Unfortunately, as far as the EDQM is concerned the chromatograms that they have listed for various methods were not run using the same instrumental parameters or column as the cholesterol monograph. Though those chromatograms appear much better than what I am getting.
I guess I should have also stated in my original post that I must follow the EP monograph explicitly due to the fact that we are performing raw material testing on a component that will be used in the manufacturing of a product that is to be sold in Europe. Aside from having a little bit of room where the monograph does not give explicit instructions/detail, I am pretty much stuck.
Posted: Mon Oct 27, 2008 9:02 pm
by Bruce Hamilton
The EP method relies on an inert injector/column system. and uses Pregnenolone isobutyrate as the internal standard, unless the method has changed.
Nearly two decades ago I used to analyse Cholesterol and TAGS together underivatised using cholesteryl acetate as the Internal standard, so the issues are probably similar. The ester forms are much less sensitive to injector and column activity.
You may not be giving the system time to stabilise before you try the next change. Condition the column at recommended max. temperature ( say 300-320C ) for several hours, preferably overnight, with the injector at recommended temp (285C ). Set oven at the initial temp ( 275 ) and start injections of standards and blanks.
Take 1 mg/ml standard solution ( with Int std ) and keep injecting it. You should find the cholesterol area and retention time will slowly stabilise after increasing peak area for several injections, whereas the Int std will be more stable in area.

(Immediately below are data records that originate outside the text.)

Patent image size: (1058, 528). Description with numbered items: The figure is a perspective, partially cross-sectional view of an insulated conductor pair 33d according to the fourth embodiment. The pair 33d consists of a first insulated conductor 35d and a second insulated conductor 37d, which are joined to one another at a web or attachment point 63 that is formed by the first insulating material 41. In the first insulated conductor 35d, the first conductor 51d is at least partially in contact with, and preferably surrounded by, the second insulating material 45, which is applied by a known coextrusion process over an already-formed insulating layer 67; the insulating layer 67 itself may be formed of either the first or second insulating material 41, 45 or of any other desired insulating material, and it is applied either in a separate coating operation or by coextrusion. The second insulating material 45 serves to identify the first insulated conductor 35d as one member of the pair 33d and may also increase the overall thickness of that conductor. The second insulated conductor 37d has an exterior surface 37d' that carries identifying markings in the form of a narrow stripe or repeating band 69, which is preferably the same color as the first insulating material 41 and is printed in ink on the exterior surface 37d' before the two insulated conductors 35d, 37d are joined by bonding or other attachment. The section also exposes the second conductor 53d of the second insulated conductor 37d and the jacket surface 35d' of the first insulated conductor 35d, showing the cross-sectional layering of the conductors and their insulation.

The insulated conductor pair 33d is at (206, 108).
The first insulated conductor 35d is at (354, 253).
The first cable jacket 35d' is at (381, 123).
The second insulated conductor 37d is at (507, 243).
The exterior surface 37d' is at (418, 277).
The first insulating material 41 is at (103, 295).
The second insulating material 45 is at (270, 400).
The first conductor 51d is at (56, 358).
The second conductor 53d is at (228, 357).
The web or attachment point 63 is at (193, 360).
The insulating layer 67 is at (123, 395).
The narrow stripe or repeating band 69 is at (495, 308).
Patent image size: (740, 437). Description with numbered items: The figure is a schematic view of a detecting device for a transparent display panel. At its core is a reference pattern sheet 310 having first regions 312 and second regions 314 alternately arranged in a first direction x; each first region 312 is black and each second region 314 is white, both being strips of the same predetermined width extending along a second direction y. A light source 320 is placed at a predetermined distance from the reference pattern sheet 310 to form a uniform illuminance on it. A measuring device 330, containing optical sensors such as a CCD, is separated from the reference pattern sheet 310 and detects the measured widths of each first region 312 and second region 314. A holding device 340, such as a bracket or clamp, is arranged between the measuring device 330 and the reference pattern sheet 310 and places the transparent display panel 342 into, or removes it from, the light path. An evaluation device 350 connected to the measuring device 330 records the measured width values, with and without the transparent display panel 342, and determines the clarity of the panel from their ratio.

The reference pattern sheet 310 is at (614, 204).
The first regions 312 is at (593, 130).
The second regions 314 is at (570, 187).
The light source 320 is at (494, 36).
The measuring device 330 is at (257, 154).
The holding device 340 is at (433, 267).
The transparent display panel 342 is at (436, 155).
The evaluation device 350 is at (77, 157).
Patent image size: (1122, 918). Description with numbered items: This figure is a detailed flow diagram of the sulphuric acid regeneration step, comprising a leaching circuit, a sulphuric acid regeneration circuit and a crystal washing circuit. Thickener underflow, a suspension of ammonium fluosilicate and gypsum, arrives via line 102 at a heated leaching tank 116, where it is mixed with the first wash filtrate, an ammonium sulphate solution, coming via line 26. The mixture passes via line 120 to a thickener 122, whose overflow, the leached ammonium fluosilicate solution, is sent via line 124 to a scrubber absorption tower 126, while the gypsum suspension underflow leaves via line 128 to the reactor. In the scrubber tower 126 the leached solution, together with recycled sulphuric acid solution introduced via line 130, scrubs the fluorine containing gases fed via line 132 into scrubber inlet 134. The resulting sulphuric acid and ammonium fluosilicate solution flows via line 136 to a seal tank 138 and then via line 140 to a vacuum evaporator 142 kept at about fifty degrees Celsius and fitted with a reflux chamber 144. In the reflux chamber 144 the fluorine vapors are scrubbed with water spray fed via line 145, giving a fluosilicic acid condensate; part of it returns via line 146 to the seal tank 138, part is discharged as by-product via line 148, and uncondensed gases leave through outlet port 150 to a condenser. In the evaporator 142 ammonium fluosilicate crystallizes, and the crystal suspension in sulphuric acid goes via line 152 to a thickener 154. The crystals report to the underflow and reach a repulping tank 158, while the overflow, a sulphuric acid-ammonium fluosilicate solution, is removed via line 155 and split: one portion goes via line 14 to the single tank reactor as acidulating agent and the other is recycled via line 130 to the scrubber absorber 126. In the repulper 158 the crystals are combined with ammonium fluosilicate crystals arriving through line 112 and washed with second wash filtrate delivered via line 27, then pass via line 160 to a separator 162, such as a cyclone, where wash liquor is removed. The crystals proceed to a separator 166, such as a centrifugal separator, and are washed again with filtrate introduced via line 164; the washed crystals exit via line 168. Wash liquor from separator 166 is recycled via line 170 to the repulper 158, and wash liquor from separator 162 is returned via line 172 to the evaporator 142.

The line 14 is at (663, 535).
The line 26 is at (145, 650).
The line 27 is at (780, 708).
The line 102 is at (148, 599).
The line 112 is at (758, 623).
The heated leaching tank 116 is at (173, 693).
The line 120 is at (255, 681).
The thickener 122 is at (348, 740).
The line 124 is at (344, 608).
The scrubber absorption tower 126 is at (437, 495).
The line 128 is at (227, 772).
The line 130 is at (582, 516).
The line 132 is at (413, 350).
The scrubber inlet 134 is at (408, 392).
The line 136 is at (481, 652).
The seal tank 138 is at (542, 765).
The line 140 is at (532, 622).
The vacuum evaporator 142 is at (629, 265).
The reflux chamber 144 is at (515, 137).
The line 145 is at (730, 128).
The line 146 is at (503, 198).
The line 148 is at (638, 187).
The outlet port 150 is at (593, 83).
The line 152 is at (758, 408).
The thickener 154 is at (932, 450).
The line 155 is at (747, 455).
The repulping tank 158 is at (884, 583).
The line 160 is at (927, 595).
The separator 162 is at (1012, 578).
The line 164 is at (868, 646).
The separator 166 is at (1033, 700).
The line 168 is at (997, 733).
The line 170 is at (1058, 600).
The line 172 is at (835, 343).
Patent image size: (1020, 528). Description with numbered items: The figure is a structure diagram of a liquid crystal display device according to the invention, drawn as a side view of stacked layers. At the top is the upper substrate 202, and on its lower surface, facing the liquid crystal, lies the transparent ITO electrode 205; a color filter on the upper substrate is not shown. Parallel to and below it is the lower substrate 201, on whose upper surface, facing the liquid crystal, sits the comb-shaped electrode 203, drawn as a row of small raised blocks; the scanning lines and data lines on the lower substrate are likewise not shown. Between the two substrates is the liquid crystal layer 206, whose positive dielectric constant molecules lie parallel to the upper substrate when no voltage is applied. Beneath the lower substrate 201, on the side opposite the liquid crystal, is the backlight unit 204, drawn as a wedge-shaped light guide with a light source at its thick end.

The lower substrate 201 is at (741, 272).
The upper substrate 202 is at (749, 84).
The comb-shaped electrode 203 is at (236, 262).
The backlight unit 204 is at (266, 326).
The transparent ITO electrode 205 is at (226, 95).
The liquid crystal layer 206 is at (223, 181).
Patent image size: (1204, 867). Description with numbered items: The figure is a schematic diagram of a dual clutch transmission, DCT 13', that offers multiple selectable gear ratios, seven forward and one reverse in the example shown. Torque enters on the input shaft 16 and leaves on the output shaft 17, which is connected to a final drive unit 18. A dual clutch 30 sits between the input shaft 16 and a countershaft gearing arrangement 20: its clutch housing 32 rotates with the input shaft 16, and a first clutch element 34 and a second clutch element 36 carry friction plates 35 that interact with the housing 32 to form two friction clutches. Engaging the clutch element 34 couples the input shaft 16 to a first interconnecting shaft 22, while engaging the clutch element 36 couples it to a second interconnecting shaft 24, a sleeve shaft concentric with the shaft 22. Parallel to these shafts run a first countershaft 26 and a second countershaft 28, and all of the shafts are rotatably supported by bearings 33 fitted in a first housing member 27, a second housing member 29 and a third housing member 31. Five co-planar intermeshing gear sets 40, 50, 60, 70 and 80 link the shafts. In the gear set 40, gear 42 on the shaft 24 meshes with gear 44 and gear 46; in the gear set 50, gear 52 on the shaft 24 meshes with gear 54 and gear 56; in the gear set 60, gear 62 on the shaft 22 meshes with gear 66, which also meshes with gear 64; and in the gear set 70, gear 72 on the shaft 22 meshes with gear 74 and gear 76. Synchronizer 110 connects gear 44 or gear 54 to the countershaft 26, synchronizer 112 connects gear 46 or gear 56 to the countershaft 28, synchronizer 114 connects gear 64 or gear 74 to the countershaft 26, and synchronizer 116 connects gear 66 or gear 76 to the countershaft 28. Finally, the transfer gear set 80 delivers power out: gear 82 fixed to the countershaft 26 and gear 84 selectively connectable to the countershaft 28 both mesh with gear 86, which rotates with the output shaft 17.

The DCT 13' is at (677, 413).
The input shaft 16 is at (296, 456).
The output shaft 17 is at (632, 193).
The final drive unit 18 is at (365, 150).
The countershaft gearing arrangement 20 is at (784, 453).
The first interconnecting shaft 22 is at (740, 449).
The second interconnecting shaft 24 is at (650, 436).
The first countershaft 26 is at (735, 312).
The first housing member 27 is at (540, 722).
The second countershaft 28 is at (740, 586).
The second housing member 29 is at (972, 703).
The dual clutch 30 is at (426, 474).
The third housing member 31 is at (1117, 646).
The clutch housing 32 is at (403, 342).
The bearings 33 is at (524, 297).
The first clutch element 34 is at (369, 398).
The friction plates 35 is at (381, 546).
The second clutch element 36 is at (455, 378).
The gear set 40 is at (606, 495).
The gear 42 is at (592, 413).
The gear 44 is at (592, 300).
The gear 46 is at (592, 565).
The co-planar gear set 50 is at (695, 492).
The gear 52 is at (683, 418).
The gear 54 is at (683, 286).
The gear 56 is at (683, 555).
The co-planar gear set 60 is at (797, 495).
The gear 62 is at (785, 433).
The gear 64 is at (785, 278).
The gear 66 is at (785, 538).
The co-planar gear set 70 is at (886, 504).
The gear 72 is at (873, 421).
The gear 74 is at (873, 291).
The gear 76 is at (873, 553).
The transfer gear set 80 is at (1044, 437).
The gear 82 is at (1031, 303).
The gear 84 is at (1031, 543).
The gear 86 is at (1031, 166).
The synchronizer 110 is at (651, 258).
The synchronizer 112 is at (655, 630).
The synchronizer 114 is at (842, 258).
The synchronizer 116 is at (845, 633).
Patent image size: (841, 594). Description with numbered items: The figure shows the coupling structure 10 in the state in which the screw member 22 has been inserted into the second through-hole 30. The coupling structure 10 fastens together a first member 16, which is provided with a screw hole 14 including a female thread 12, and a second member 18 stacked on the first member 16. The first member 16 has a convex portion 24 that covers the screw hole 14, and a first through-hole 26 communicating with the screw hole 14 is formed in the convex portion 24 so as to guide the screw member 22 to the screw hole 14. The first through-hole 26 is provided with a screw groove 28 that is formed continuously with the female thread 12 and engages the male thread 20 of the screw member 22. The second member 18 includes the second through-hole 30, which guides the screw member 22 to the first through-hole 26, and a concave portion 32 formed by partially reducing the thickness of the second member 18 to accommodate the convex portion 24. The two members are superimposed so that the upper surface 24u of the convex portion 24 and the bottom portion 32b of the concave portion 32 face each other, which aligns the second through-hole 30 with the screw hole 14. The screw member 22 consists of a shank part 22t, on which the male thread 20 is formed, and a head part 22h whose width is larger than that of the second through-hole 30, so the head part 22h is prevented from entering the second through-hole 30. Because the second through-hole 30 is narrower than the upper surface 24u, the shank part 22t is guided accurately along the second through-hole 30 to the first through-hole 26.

I've always attributed the slow stability to removal of activity via the multiple injections. Once it's stable I'd keep injecting until all analyses were performed, not letting anything cool.
If the peak areas don't increase and stabilisie, you have too much activity in your injector/column. Check quality of carrier gas, must be very low in Oxygen. Try heating injector for several hours then injecting larger volumes of solvent to rinse injector.
Please keep having fun,
Bruce Hamilton
Posted: Tue Oct 28, 2008 11:26 am
by shaun78
No the method has not changed much since you ran it.
Thank you very much for the insight. I'll get working on that today and will post back to let everyone know how things turn out for me.
Thanks again.
Shaun
Posted: Wed Oct 29, 2008 5:18 pm
by shaun78
The raw materials group was able to get the assay to pass after following the instructions Bruce Hamilton posted.
The column was conditioned over night at 315C. The next morning after about 10 standard injections peak area had normalized. However, after those 10 injections the peak summetry also had fallen from about 1.0 to 0.8, which still does meet the requirments of the assay. Peak symmetry seems to have held at 0.8 throughout the run. Is this something that we should also expect to see as well?
Thanks again for the method pointers!
Posted: Wed Oct 29, 2008 7:31 pm
by Bruce Hamilton
Glad you were able to get a usable result without any staff suicides.
I'd normally expect the peak shape to improve with more injections, so I'd suspect there was still some activity being introduced or residual in the instrument/column.
Peak shape can introduce a whole compost heap of worms, so my comments are just a guide. I'd always start with the injector, especially the split liner. I used a packed one in the 5890, and ensured the surfaced were thoroughly cleaned and deactivated.
Then I'd condition the column, but if that didn't work after an overnight run, I'd consider injecting larger volumes of solvent through at low temp and try a sequence of stds again.
I tended to favour using narrow bore 0.20mm ID and thin film columns where possible, just to keep peaks sharp and columns at lower temperatures.